Hungarian master filmmaker Béla Tarr has been back in the world cinema spotlight again recently, firstly with the arrival of the new 4K restoration of his seven-hour epic film Sátántangó and for being attached as an executive producer to the Icelandic film debut of writer-director Valdimar Jóhannsson’s uncanny valley fable Lamb.  Recently picked up and released wide by A24, the film co-written by upcoming The Northman writer Sjón is being sold as some kind of body horror hybrid spooker and while on some level it is, Jóhannsson’s first feature is mostly a curious if not eccentric fable about maternal instincts set out in the open mountainous terrain of Iceland.

Courtesy of A24
Consisting of only four characters total, this minimalist yet expansive-in-scope slow burner stars Noomi Rapace as Maria who with her husband Ingvar (Hilmir Snær Guðnason) works on a farm caring for their flock of sheep.  One morning, the childless couple helping to birth their pregnant sheep discover something bizarre has happened: one of them has given birth to some sort of half-human/half-sheep crossbred creature.  Instead of being shocked or horrified by their new arrival, they decide to adopt and raise it as their own, naming the female sheep baby Ada even.  Their newfound idyllic utopia with Ada is tested however by the arrival of Invgar’s drifter brother Pétur (Björn Hlynur Haraldsson) who is more than a little nonplussed by their new baby.

Courtesy of A24
Closer to eerie folk horror than the outright supernatural freakout being peddled in trailers, Lamb is an odd coexistence between cute and unsettling with particular emphasis placed on the isolation of the characters with nothing but mountains surrounding them on all sides.  Informed by such films as Terrence Malick’s A Hidden Life or Kelly Reichardt’s Certain Women, Lamb immerses you in the ordinary mountainous splendor of farm life captured beautifully in panoramic widescreen by cinematographer Eli Arenson.  So stunningly gorgeous is this film to look at you feel as though you’re in an ethereal place of magic where the rules of the modern world no longer apply. 

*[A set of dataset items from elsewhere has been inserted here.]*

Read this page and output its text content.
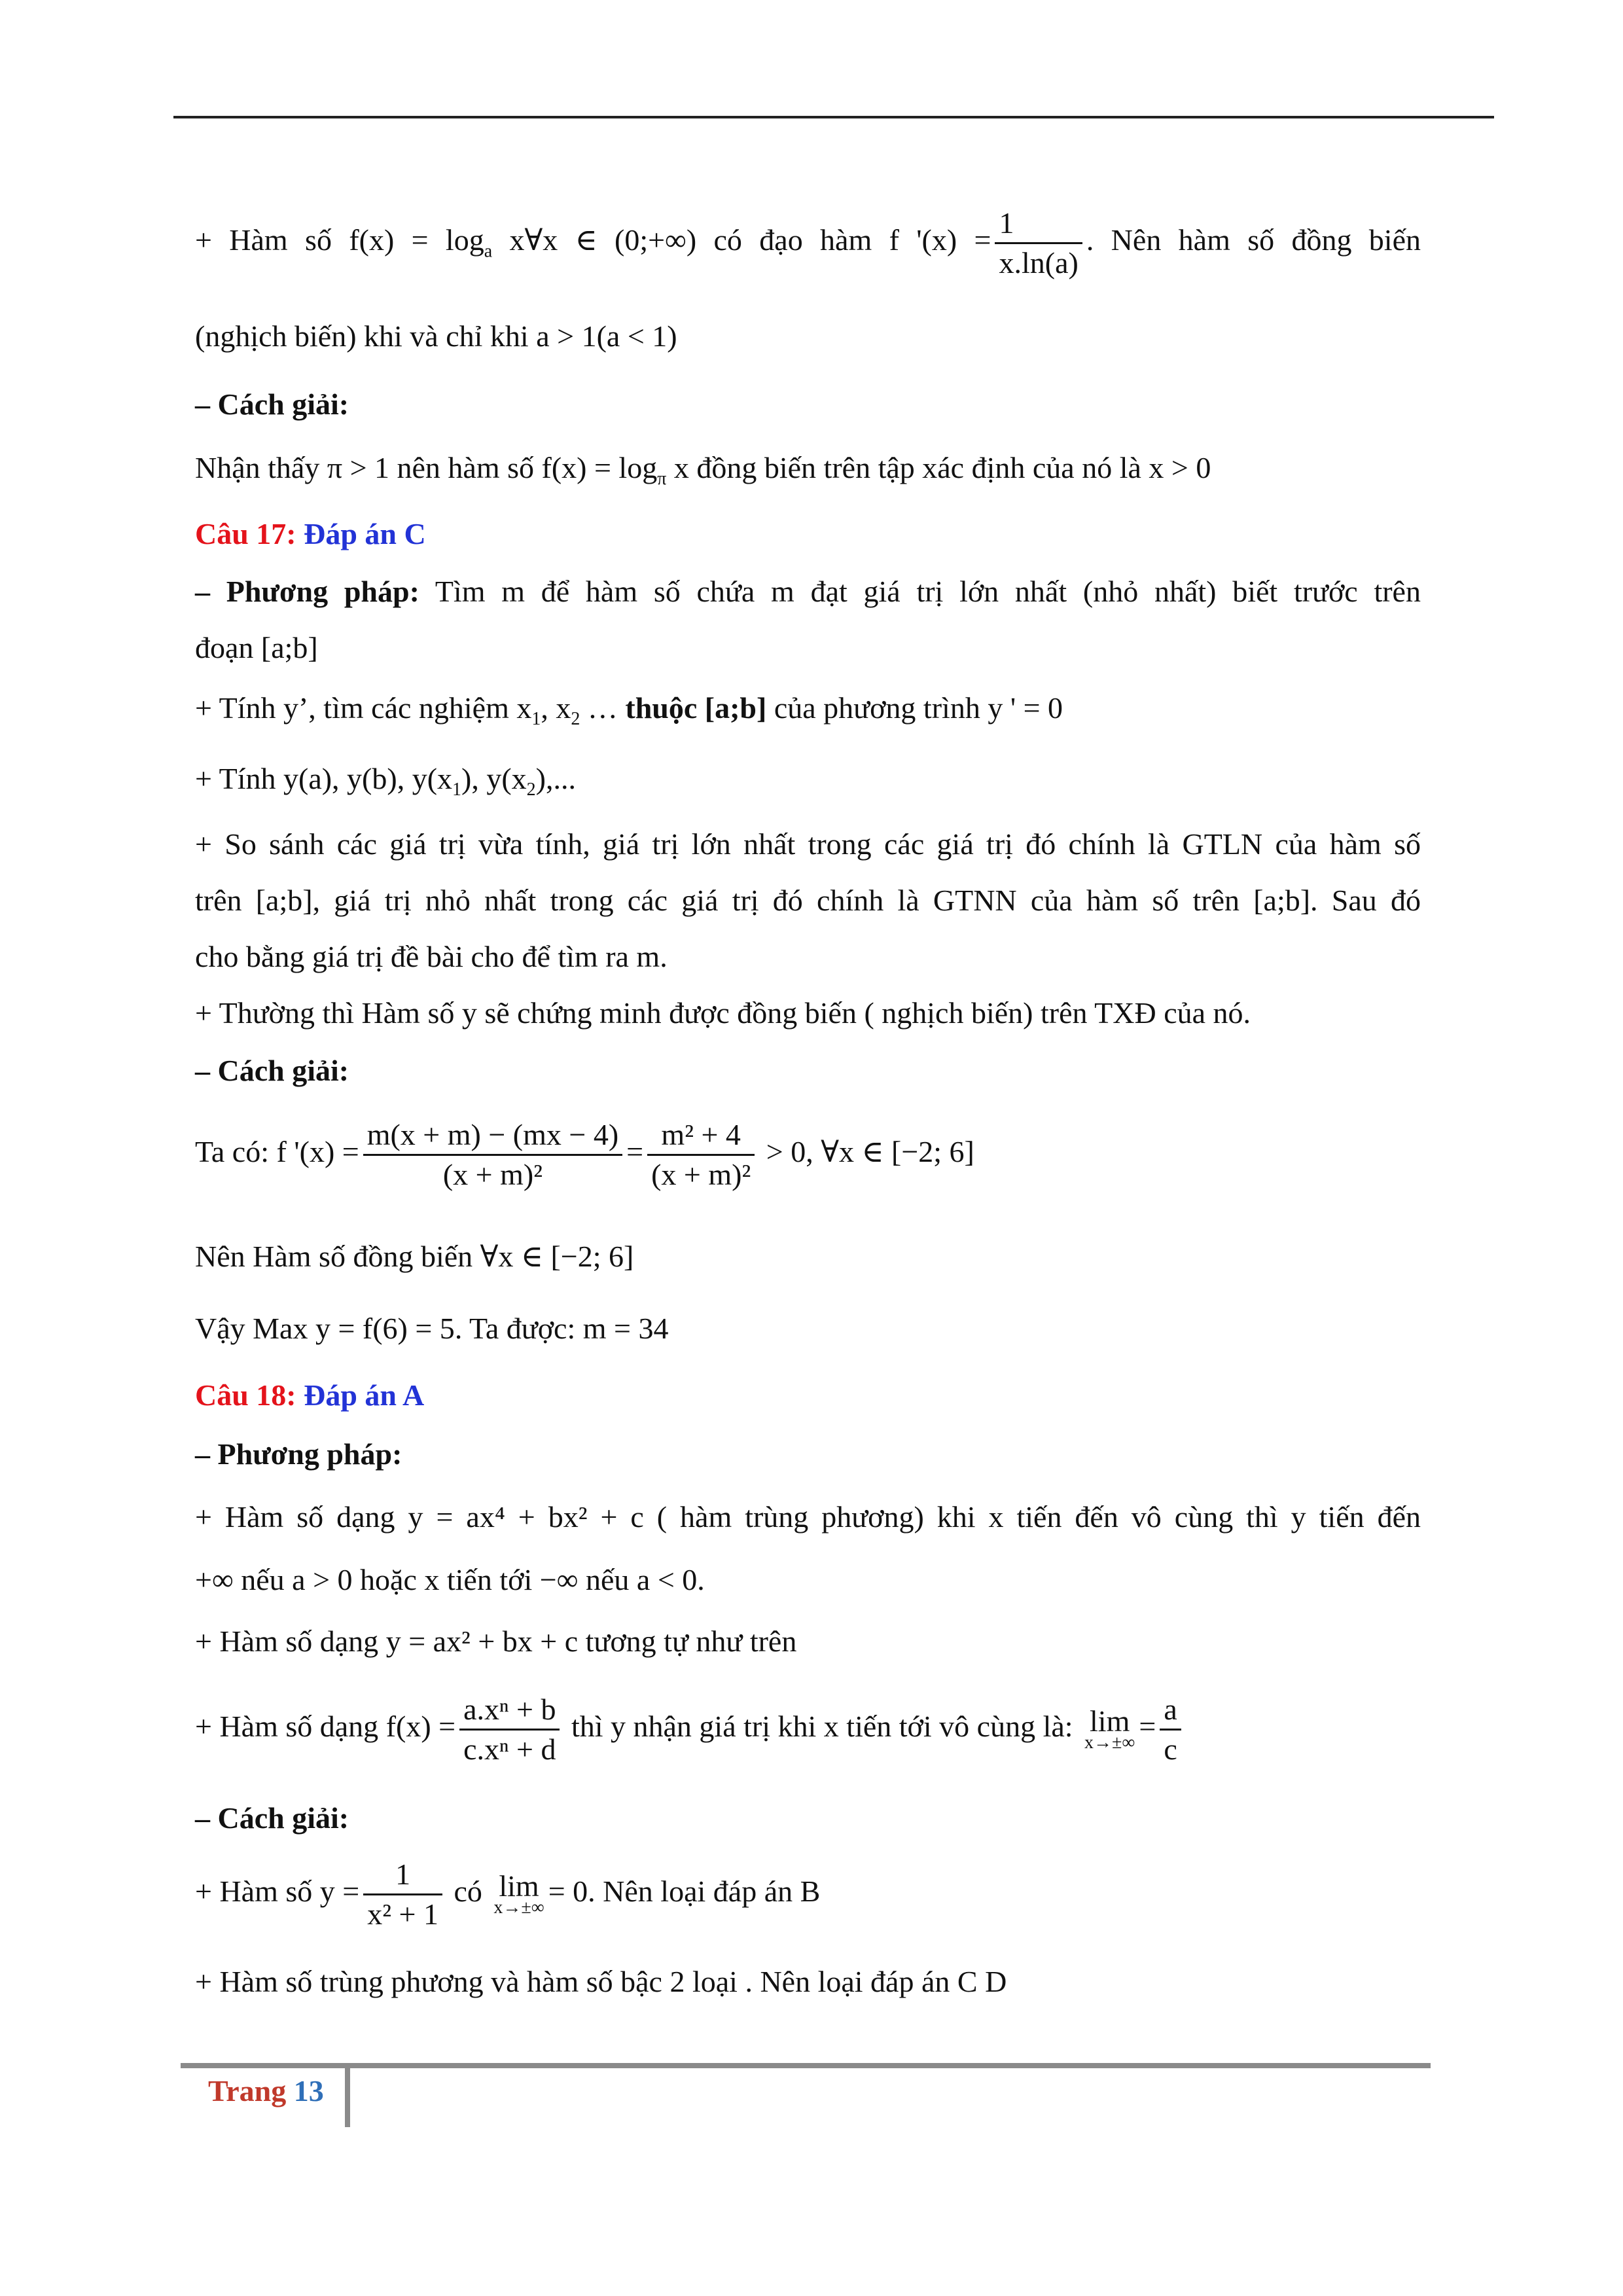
+ Hàm số $f(x) = \log_a$ x∀x ∈ (0;+∞) có đạo hàm f '$(x) = \frac{1}{x.\ln(a)}$ . Nên hàm số đồng biến
(nghịch biến) khi và chỉ khi a > 1(a < 1)
– Cách giải:
Nhận thấy π > 1 nên hàm số $f(x) = \log_\pi x$ đồng biến trên tập xác định của nó là x > 0
Câu 17: Đáp án C
– Phương pháp: Tìm m để hàm số chứa m đạt giá trị lớn nhất (nhỏ nhất) biết trước trên
đoạn [a;b]
+ Tính y’, tìm các nghiệm $x_1$, $x_2$ … thuộc [a;b] của phương trình y ' = 0
+ Tính y(a), y(b), $y(x_1)$, $y(x_2)$,...
+ So sánh các giá trị vừa tính, giá trị lớn nhất trong các giá trị đó chính là GTLN của hàm số
trên [a;b], giá trị nhỏ nhất trong các giá trị đó chính là GTNN của hàm số trên [a;b]. Sau đó
cho bằng giá trị đề bài cho để tìm ra m.
+ Thường thì Hàm số y sẽ chứng minh được đồng biến ( nghịch biến) trên TXĐ của nó.
– Cách giải:
Ta có: f '$(x) = \frac{m(x + m) - (mx - 4)}{\text{(x + m)²}} = \frac{\text{m² + 4}}{\text{(x + m)²}} > 0$, ∀x ∈ [−2; 6]
Nên Hàm số đồng biến ∀x ∈ [−2; 6]
Vậy Max y = f(6) = 5. Ta được: m = 34
Câu 18: Đáp án A
– Phương pháp:
+ Hàm số dạng y = ax⁴ + bx² + c ( hàm trùng phương) khi x tiến đến vô cùng thì y tiến đến
+∞ nếu a > 0 hoặc x tiến tới −∞ nếu a < 0.
+ Hàm số dạng y = ax² + bx + c tương tự như trên
+ Hàm số dạng $f(x) = \frac{\text{a.xⁿ + b}}{\text{c.xⁿ + d}}$ thì y nhận giá trị khi x tiến tới vô cùng là: lim
$x\to\pm\infty = \frac{a}{c}$
– Cách giải:
+ Hàm số $y = \frac{1}{\text{x² + 1}}$ có lim
x→±∞ = 0. Nên loại đáp án B
+ Hàm số trùng phương và hàm số bậc 2 loại . Nên loại đáp án C D
Trang 13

The soundtrack by Þórarinn Guðnason, compounded with the minimalist sound design of ambient winds, rain, mist, soft sounds of sheep and an ever-slight hint of something unknown, is an equally immersive soundscape that compliments the breathtaking visuals very well.  Performance wise, Lamb is a nice little character driven chamber piece of sorts which is largely told in the open outdoors but is chock full of tense insular scenes of Maria’s growing affections for Ada coming out in outbursts of anger.  The tensions between Rapace and brother Haraldsson are palpable with hints of a past life together now further complicated by the married couple’s new “gift”, with the lines differentiating animal from human blurred almost completely.

Courtesy of A24
Fans of A24 and folk horror will find much to digest here, touching on the glitteringly scenic slow burn thriller while also attempting to spark existential dialogue about the family unit in general.  Though it never really becomes the hair-raising freakout the trailer is selling, Lamb is truly an interesting exercise with a setting that is at once beautiful, otherworldly and a perfect setting for some unverified species of creature to propagate.  It is also rare in our current timeline to get a peculiar, albeit uncommercial cinematic oddity, from Iceland no less, and have it go into wide theatrical release.  Folk horror is making a comeback and we have the folks at A24 to thank for reseeding this particular cinematic bug in modern filmgoers.